De bijzondere uit de rechtspraak voortvloeiende maatstaf voor ‘zijn arbeid’ is (behoudens de in art. 19 lid 5 ZW neergelegde maatstaf) thans dus beperkt tot gevallen waarin de betrokkene zich na de EZWB of de WIA-keuring vanuit de WW ziek meldt, zonder dat sprake is van tussentijdse werkhervatting (zie bijvoorbeeld ECLI:NL:CRVB:2021:1307).

Arie Wit heeft in zijn annotatie bij de uitspraken van 21 augustus 2019, ECLI:NL:CRVB:2019:2785 en ECLI:NL:CRVB:2019:2866, SZR-Updates 2019-0033 aandacht gevraagd voor de betekenis van deze jurisprudentie voor de ERD. Hij merkt in zijn annotatie terecht op dat de jurisprudentiewijziging voor de ERD niet bezwaarlijk is in geval van heruitval na een doorlopen wachttijd. Volgens artikel 63a lid 3 ZW is de ERD uitsluitend verantwoordelijk voor de personen, bedoeld in artikel 29 lid 2 onder a, b en c ZW, die laatstelijk (dat wil zeggen: vóór het intreden van de ongeschiktheid) tot hem in dienstbetrekking stonden. Indien de verzekerde na het doorlopen van de wachttijd een (nieuwe) dienstbetrekking aangaat bij de ERD, dan valt de betrokkene mogelijk onder het bereik van de door artikel 29b ZW bestreken no-riskpolis. In dat geval valt de betrokkene gelet op artikel 63a lid 3 ZW en artikel 29 lid 2 onder d sub g ZW (ook na het einde van de arbeidsovereenkomst) niet onder de verantwoordelijkheid van de ERD.

Voor gevallen waarin de verzekerde niet valt onder het bereik van de no-riskpolis en de verzekerde een dienstverband blijkt te zijn aangegaan met een voor de arbeid ongeschikte werknemer, blijft de vraag wel degelijk relevant. Met een verwijzing naar de uitspraken van 12 juli 2017 (ECLI:NL:CRVB:2017:2465, ECLI:NL:CRVB:2017:2466 en ECLI:NL:CRVB:2017:2504) wijst Wit op een mogelijk nog immer bestaande escape-mogelijkheid voor de ERD. Deze uitspraken wijzen volgens de annotator op de mogelijkheid voor de werkgever tevens eigenrisicodrager ZW om ex artikel 52c ZW een beschikking te vragen aan het UWV over een eerdere ongeschiktheidsdag. Hierdoor kan de toerekening van het ziekengeld niet plaatsvinden aan de ERD, aangezien de ongeschiktheid van de betreffende werknemer niet is ontstaan tijdens het dienstverband met de (laatste) werkgever tevens eigenrisicodrager ZW. De juridische basis voor het niet toerekenen aan de werkgever tevens ERD is volgens Wit zeer duidelijk weergegeven in artikel 2.13 lid 4 onder a Besluit Wfsv.
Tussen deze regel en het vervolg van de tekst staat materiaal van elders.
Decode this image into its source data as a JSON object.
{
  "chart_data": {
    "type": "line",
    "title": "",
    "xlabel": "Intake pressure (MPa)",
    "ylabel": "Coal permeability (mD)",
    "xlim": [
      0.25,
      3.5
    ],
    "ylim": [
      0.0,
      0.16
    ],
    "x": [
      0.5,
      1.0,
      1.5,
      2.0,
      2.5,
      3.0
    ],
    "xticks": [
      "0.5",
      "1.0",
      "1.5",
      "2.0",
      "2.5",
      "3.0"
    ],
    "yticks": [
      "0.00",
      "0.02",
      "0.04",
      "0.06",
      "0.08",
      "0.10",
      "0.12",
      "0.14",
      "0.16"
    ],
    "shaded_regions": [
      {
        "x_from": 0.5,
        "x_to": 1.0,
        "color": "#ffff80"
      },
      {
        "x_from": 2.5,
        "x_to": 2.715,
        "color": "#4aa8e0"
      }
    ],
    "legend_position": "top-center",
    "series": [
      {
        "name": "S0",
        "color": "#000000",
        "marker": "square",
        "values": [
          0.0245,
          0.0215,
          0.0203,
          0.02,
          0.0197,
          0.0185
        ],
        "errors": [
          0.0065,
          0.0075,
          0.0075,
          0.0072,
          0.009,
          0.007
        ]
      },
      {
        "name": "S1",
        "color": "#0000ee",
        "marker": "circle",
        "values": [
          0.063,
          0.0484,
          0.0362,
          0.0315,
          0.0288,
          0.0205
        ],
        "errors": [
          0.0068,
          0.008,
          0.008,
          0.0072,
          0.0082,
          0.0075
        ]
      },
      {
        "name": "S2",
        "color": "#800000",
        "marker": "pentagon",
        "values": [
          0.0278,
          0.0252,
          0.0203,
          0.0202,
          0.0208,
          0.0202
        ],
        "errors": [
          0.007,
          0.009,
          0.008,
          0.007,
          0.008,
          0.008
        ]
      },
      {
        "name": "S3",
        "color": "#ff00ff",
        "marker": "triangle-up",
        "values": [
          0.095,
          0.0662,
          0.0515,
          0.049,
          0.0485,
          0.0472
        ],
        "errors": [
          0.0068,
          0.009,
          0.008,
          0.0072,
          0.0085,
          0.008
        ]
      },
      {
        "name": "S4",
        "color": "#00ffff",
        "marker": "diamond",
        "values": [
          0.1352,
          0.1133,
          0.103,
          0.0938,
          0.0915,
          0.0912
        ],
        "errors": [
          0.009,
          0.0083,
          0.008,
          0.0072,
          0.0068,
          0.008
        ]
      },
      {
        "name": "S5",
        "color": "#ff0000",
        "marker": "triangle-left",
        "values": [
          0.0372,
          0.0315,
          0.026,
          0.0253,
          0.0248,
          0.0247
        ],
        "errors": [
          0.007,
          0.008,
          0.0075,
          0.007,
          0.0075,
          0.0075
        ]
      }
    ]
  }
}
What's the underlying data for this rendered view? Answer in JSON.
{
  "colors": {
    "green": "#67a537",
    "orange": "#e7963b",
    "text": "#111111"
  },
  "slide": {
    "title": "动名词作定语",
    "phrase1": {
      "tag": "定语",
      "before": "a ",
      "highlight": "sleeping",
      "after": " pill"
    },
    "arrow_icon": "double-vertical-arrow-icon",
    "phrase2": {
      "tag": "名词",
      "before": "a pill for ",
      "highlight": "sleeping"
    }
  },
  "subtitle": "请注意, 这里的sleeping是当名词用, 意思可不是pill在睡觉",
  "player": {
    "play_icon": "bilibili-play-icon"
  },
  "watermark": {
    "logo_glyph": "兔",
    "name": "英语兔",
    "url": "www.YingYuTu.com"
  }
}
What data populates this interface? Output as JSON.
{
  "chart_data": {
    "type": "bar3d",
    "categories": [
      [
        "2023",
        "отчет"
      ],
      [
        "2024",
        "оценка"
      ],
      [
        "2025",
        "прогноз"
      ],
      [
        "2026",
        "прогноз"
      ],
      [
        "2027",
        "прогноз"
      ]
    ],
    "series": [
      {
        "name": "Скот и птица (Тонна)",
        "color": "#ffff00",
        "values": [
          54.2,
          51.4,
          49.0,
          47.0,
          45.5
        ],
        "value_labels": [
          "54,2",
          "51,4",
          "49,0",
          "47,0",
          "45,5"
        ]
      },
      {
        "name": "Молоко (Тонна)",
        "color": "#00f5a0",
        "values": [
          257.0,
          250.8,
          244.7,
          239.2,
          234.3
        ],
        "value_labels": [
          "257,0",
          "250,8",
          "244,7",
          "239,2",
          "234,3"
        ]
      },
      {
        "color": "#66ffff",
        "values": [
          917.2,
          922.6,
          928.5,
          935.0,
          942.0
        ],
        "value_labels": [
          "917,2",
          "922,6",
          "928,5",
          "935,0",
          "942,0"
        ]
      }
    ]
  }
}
Ik neem aan dat de annotator bedoelde te verwijzen naar artikel 2.13 lid 5 onder a Besluit Wfsv. Deze bepaling regelt de berekening van de individueel gedifferentieerde premie voor de Werkhervattingskas (Whk) – de kas waaruit onder meer de ZW-uitkeringen van de vangnetters zonder werkgevers worden gefinancierd. Uit deze bepaling volgt kort gezegd dat het premiepercentage wordt berekend aan de hand van de uitkeringen die zijn toegekend aan de werknemers die op de eerste dag van de ongeschiktheid tot het verrichten van hun arbeid als bedoeld in artikel 19 van de Ziektewet tot de werkgever in dienstbetrekking stonden [cursivering LvdB] dan wel arbeidsongeschikt zijn geworden nadat de dienstbetrekking met de werkgever is beëindigd en de nawerkingsbepaling van artikel 46 Ziektewet van toepassing is. Ik neem hier voor het gemak aan dat Wit heeft bedoeld te zeggen dat artikel 63a lid 1 en lid 3 ZW zo moeten worden gelezen dat de ERD – in lijn met de premieberekening van de publiek verzekerde ((middel)grote) werkgever – uitsluitend verantwoordelijk is voor de uitkeringen van personen die op de eerste dag van ongeschiktheid tot het verrichten van hun arbeid in dienstbetrekking tot de ERD stonden.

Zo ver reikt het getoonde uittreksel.